Hier in Sofia hat die Schule schon am 3. Januar begonnen. Das war vielleicht eine Tortur, zwei Tage nach Silvester wieder morgens um 6 rauszumüssen. Ansonsten kann ich rückblickend noch etwas zu bulgarischen Gepflogenheiten rund um die Feiertage erzählen.
Im Voraus muss ich bekennen, dass ich zum ersten Mal in meinem Leben Weihnachten und Silvester im Ausland gefeiert habe. Davor feierte ich das doch tatsächlich immer in Deutschland. Hätte ich so auch nicht für möglich gehalten.
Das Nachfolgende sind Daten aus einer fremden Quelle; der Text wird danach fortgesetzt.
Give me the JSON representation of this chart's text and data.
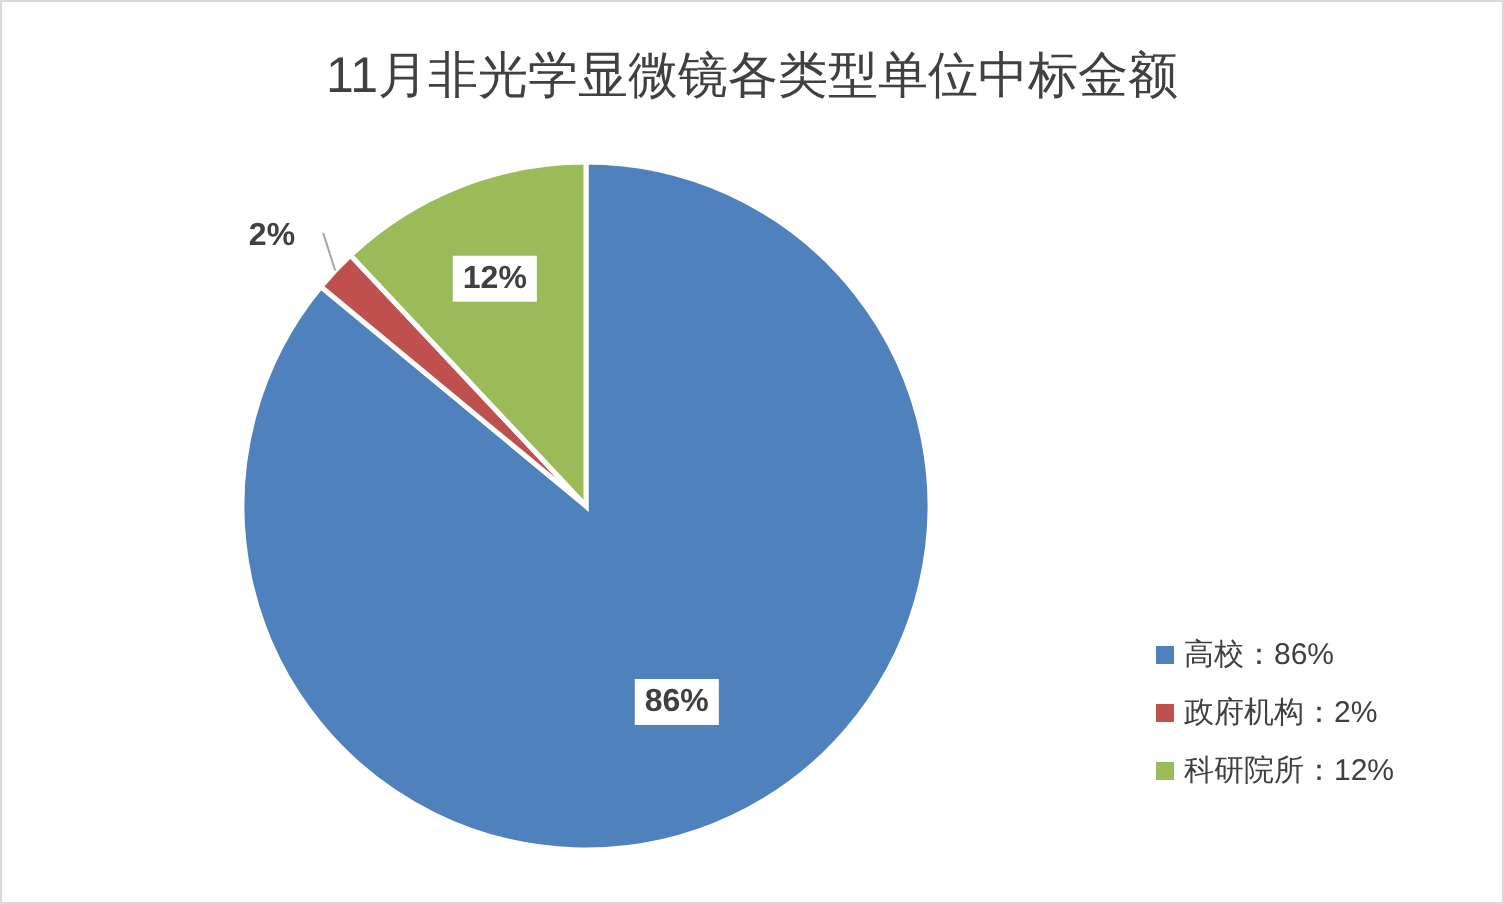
{
  "chart_data": {
    "type": "pie",
    "title": "11月非光学显微镜各类型单位中标金额",
    "categories": [
      "高校：86%",
      "政府机构：2%",
      "科研院所：12%"
    ],
    "values": [
      86,
      2,
      12
    ],
    "value_labels": [
      "86%",
      "2%",
      "12%"
    ],
    "colors": [
      "#4f81bd",
      "#c0504d",
      "#9bbb59"
    ],
    "legend": "right"
  }
}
Weihnachten habe ich demnach zusammen mit meiner Freundin und ihrer bulgarischen Familie gefeiert. In Deutschland gibt es ja auch sehr unterschiedliche Bräuche, bisher kannte ich es jedenfalls so, dass man an Heiligabend eventuell Kaffee und Kuchen isst und dann gibt es abends den obligatorischen Kartoffelsalat mit Würstchen. Nach dem Abendessen ist Bescherung und das war es auch schon. An einem der beiden Feiertage gingen wir dann meist irgendwo abends oder mittags essen, haben dafür aber dann den restlichen Tag nichts gegessen und am anderen Feiertag gab es dann den Festtagsbraten (ob Fisch, Wild oder Ente ist dabei unerheblich, mal etwas Großes und anderes).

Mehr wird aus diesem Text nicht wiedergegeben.